O jeito que a gente compra as coisas mudou drasticamente nos últimos dois séculos, passou de uma atividade que fazíamos por necessidade para uma compulsão ansiosa que permeia todas as áreas da vida.
O que se vê é a ascensão da cultura global hiperconsumista:
- impulsionada pelo marketing,
- financiada pelas grandes corporações
- e pautada no individualismo.
Essa tríade se instala e se desenvolve de formas diferentes em cada país e tem se demonstrado catalisadora dos abismos sociais em economias marginais.

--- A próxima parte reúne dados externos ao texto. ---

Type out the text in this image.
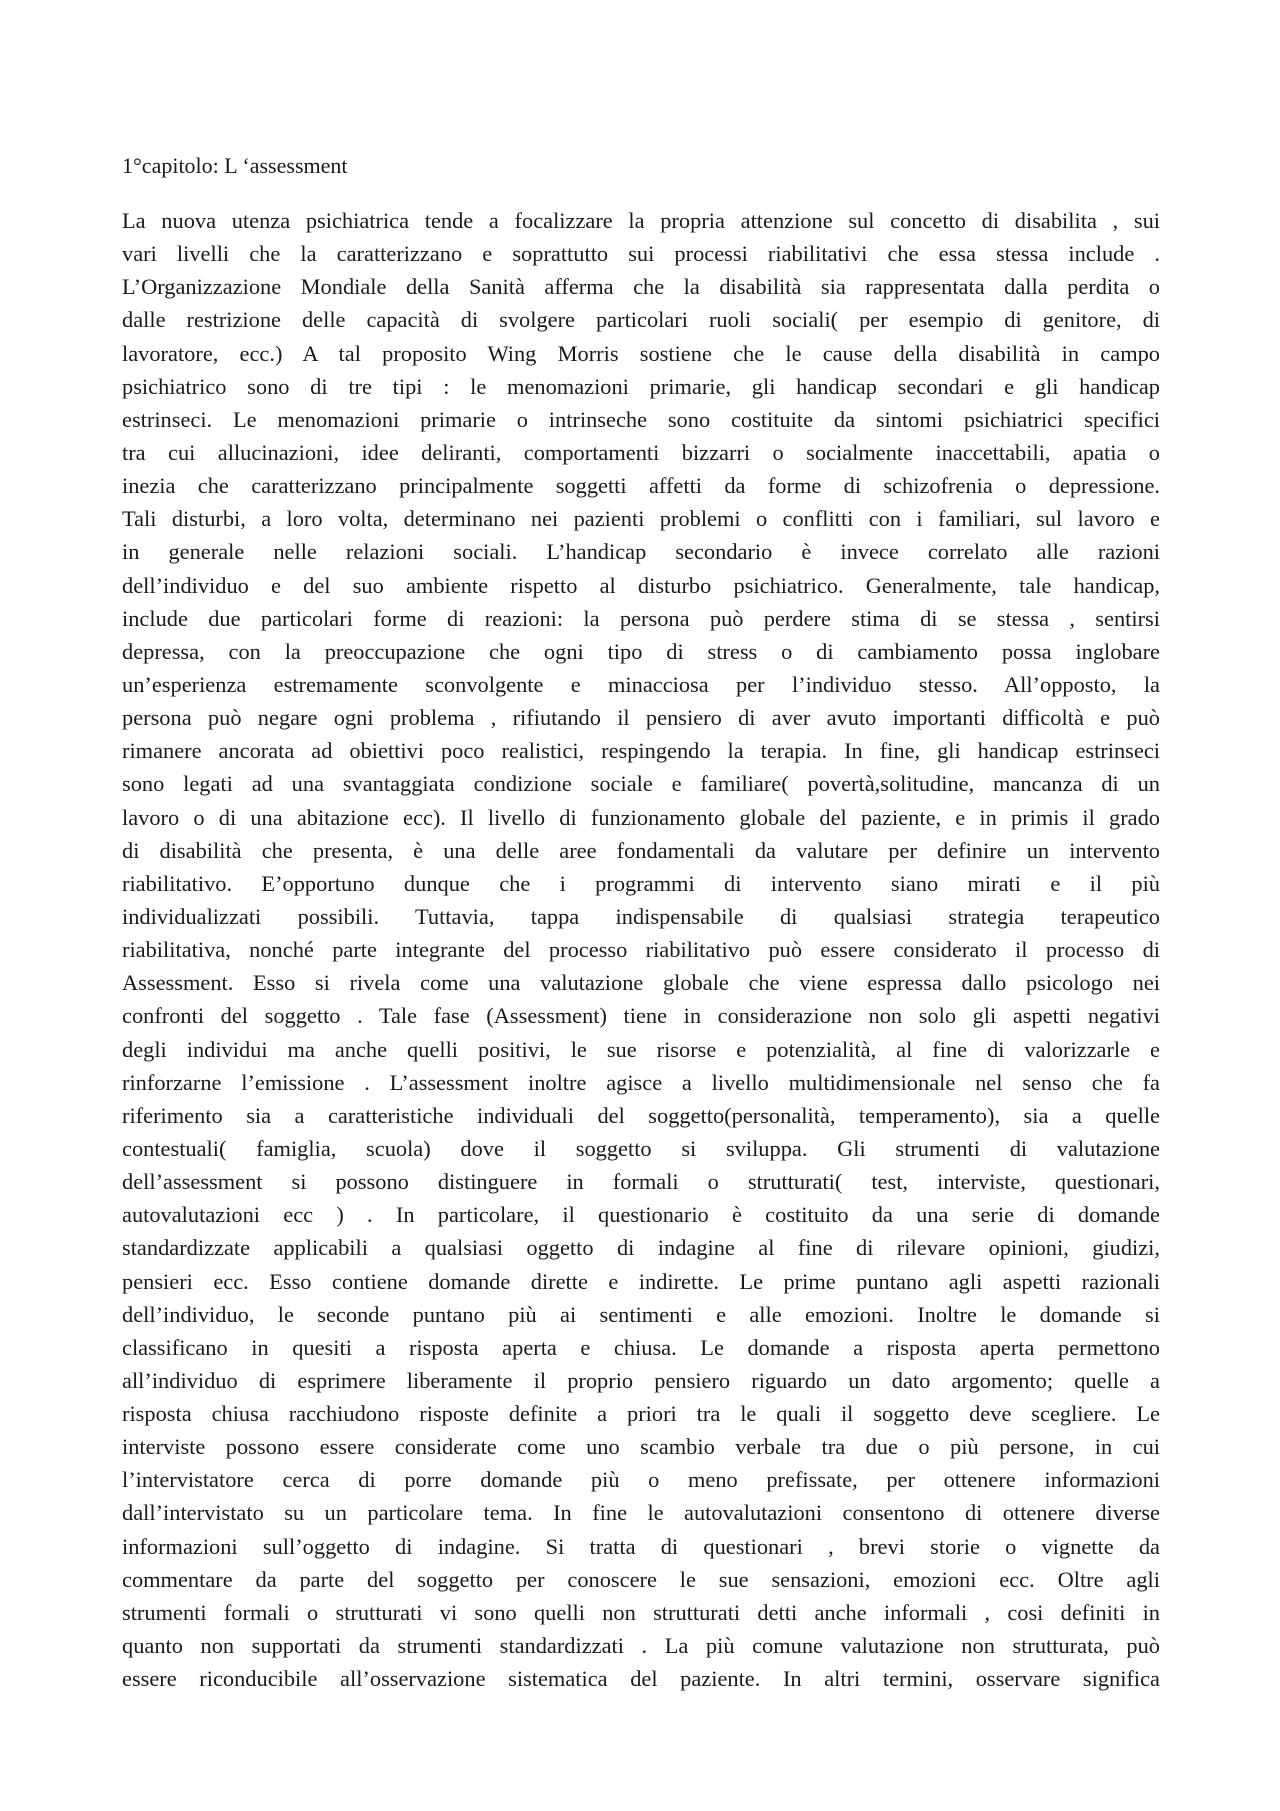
1°capitolo: L ‘assessment
La nuova utenza psichiatrica tende a focalizzare la propria attenzione sul concetto di disabilita , sui
vari livelli che la caratterizzano e soprattutto sui processi riabilitativi che essa stessa include .
L’Organizzazione Mondiale della Sanità afferma che la disabilità sia rappresentata dalla perdita o
dalle restrizione delle capacità di svolgere particolari ruoli sociali( per esempio di genitore, di
lavoratore, ecc.) A tal proposito Wing Morris sostiene che le cause della disabilità in campo
psichiatrico sono di tre tipi : le menomazioni primarie, gli handicap secondari e gli handicap
estrinseci. Le menomazioni primarie o intrinseche sono costituite da sintomi psichiatrici specifici
tra cui allucinazioni, idee deliranti, comportamenti bizzarri o socialmente inaccettabili, apatia o
inezia che caratterizzano principalmente soggetti affetti da forme di schizofrenia o depressione.
Tali disturbi, a loro volta, determinano nei pazienti problemi o conflitti con i familiari, sul lavoro e
in generale nelle relazioni sociali. L’handicap secondario è invece correlato alle razioni
dell’individuo e del suo ambiente rispetto al disturbo psichiatrico. Generalmente, tale handicap,
include due particolari forme di reazioni: la persona può perdere stima di se stessa , sentirsi
depressa, con la preoccupazione che ogni tipo di stress o di cambiamento possa inglobare
un’esperienza estremamente sconvolgente e minacciosa per l’individuo stesso. All’opposto, la
persona può negare ogni problema , rifiutando il pensiero di aver avuto importanti difficoltà e può
rimanere ancorata ad obiettivi poco realistici, respingendo la terapia. In fine, gli handicap estrinseci
sono legati ad una svantaggiata condizione sociale e familiare( povertà,solitudine, mancanza di un
lavoro o di una abitazione ecc). Il livello di funzionamento globale del paziente, e in primis il grado
di disabilità che presenta, è una delle aree fondamentali da valutare per definire un intervento
riabilitativo. E’opportuno dunque che i programmi di intervento siano mirati e il più
individualizzati possibili. Tuttavia, tappa indispensabile di qualsiasi strategia terapeutico
riabilitativa, nonché parte integrante del processo riabilitativo può essere considerato il processo di
Assessment. Esso si rivela come una valutazione globale che viene espressa dallo psicologo nei
confronti del soggetto . Tale fase (Assessment) tiene in considerazione non solo gli aspetti negativi
degli individui ma anche quelli positivi, le sue risorse e potenzialità, al fine di valorizzarle e
rinforzarne l’emissione . L’assessment inoltre agisce a livello multidimensionale nel senso che fa
riferimento sia a caratteristiche individuali del soggetto(personalità, temperamento), sia a quelle
contestuali( famiglia, scuola) dove il soggetto si sviluppa. Gli strumenti di valutazione
dell’assessment si possono distinguere in formali o strutturati( test, interviste, questionari,
autovalutazioni ecc ) . In particolare, il questionario è costituito da una serie di domande
standardizzate applicabili a qualsiasi oggetto di indagine al fine di rilevare opinioni, giudizi,
pensieri ecc. Esso contiene domande dirette e indirette. Le prime puntano agli aspetti razionali
dell’individuo, le seconde puntano più ai sentimenti e alle emozioni. Inoltre le domande si
classificano in quesiti a risposta aperta e chiusa. Le domande a risposta aperta permettono
all’individuo di esprimere liberamente il proprio pensiero riguardo un dato argomento; quelle a
risposta chiusa racchiudono risposte definite a priori tra le quali il soggetto deve scegliere. Le
interviste possono essere considerate come uno scambio verbale tra due o più persone, in cui
l’intervistatore cerca di porre domande più o meno prefissate, per ottenere informazioni
dall’intervistato su un particolare tema. In fine le autovalutazioni consentono di ottenere diverse
informazioni sull’oggetto di indagine. Si tratta di questionari , brevi storie o vignette da
commentare da parte del soggetto per conoscere le sue sensazioni, emozioni ecc. Oltre agli
strumenti formali o strutturati vi sono quelli non strutturati detti anche informali , cosi definiti in
quanto non supportati da strumenti standardizzati . La più comune valutazione non strutturata, può
essere riconducibile all’osservazione sistematica del paziente. In altri termini, osservare significa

Já no fim do século XIX, a problemática do consumo vem tomando forma entre pensadores influentes. Em 1899, o economista Thorstein Veblen publicou a “Teoria da classe do lazer“, onde observa que consumir é uma nova forma de socialização e de moral, além de ser um diferenciador social, como também escreve em meados do século XX o sociólogo Pierre Bourdieu em seu livro “A distinção: crítica social do julgamento“.
Algumas décadas depois, mais de cem anos após Veblen, o filósofo Gilles Lipovetsky já consegue fazer uma temporalização própria para a questão do consumo e daquilo que ele e seu contemporâneo Zygmunt Bauman (filósofo e sociólogo), vão chamar de cultura do hiperconsumo. Segundo a periodização de Lipovetsky feita em seu livro “Felicidade Paradoxal”, lançado em 2006, há três etapas do capitalismo do consumo.
1. A primeira, tem início em 1880 até a segunda mundial, e é caracterizada pelo que o autor chama de “democratização do desejo”, época na qual tecnologias movidas à eletricidade mudam para sempre a forma de comunicação e de locomoção.
O aumento da produtividade começa a gerar excedente e há novas formas de distribuição dessas mercadorias, como as grandes magazines. Ir às lojas de departamento se torna uma forma de lazer, porém era de costume guardar os esparsos excedentes do trabalho, era preciso convencer as pessoas a comprarem as novidades.
Assim começa o refinamento do marketing de massa e a invenção de grandes marcas, que trabalham no imaginário das pessoas, antes acostumadas a comprar por indicações diretas – agora o cliente confia na marca e o intermédio do vendedor é menos decisivo para a compra.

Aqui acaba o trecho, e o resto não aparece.